All we ever get is a one way failover. A session on node A is found on Node B. Once A is restarted, there doesn't seem any way to fail back. I think this is on account of the lack of coherent session duplication strategy in Tomcat. Also, I have never been able to get the session duplicated from lntest 7 to lntest6, (lntest6 being the first node in Apache's load balancing table, or node A). I can't account for this, and have no idea why. The configuration should not have any bias one way or the other.
In the scenario that works, when I kill tomcat on Node A, I immediately get a 'service not available' display in the browser. I can reload the application, and the session scoped values appear. When I kill Tomcat on Node B (lntest7) I don't get this interaction. The application just stays on the same page, and when the reload comes back, it has always started a new session with empty backing bean values.

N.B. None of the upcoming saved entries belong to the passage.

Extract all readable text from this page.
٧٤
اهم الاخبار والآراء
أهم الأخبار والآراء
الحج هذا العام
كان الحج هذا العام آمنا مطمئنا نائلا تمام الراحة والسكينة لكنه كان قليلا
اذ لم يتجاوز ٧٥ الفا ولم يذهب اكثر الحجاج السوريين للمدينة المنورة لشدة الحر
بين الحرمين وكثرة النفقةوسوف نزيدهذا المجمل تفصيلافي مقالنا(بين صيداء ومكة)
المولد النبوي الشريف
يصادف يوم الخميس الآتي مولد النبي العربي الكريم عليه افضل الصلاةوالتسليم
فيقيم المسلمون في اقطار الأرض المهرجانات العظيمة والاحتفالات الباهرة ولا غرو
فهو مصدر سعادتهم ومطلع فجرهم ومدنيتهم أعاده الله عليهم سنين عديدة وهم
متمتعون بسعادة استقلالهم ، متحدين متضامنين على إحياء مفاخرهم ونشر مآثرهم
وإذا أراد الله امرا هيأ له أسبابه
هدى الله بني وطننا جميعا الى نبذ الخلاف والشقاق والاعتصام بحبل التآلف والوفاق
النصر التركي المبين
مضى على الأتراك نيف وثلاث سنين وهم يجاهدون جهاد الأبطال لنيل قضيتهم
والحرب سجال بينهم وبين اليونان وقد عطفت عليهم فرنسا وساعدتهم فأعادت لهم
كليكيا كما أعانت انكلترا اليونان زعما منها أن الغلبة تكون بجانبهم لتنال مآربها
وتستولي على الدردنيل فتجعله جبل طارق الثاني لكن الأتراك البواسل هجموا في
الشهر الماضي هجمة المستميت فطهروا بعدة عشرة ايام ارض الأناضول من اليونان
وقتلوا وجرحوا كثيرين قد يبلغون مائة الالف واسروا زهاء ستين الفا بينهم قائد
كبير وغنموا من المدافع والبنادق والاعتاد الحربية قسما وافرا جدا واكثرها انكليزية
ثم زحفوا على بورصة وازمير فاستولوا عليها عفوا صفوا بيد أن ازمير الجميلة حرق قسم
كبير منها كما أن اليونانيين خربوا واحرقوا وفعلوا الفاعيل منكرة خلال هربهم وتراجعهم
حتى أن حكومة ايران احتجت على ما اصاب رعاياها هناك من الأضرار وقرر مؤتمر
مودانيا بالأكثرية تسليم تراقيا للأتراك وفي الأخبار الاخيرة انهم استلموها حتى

Sticky session mechanics between Apache and Tomcat Tomcat append a string (defined in httpd.conf) to the session id which is used to identify the intended target Node. The approach puts the burden of identifying the target node with the client, since this string is visible to the client and the server. The client passes this string around rather that Apache keeping a hash of sessionId's pointing to their current target node. This means that sessions like CDXDC[...].node1 and CDXDC[...].node2 can be created for the same client. Tomcat manages to keep this straight and is able to duplicate the session information between these two independent sessions, but our SessionDispatcher Hashmap cannot. This doesn't really effect the Session failover stuff, but it does mean we will occasionally keep a MainSessionBoundServlet sub-object tree around for no reason. However, we need to see more of the server strategies for session affinity before we start looking for "." characters in the session id.
Failover in Java enterprise clusters is typically implemented through the following: make use of a database that has an internal (clustered) failover mechanism, and support failover in the web-tier through session replication.
Database clustering is outside the scope of this discussion and is provided by existing third party implementations.
The central interest in failover for ICEfaces then becomes support for session replication.
A stock JSF application supports failover through persistence of component saved state in the session. This saved state is replicated to alternate cluster nodes. In the case of node failure, the "sticky session" is transferred to the alternate node and execution proceeds with minimal impact (since the session is the only user-specific state stored in the web tier).
The following is a strategy that should allow an ICEfaces application to failover to an alternate node:
1. Support existing JSF state-saving. This is currently being undertaken to reduce server-side memory requirements (the persistent component tree becomes optional) but will have important benefits in failover. the essential aspect is that it allows the application to continue execution with the component tree in the same state as it was before the failure occurred.
2. Treat the case of a null "old DOM" as a full page refresh. Rather than suffer the performance cost of constantly transferring the DOM to the alternate node, simply refresh user's pages during the (rare) event of node failure. The important point here is that application functionality is not affected; a full-page refresh imparts only a usability impact and can occur under circumstances as well.
3. Analyze the servlet stack for "session-like" state (such as icefacesID and viewNumbers). It may be worthwhile to move some of this state into the session in a controlled manner (such as a single serializable session object).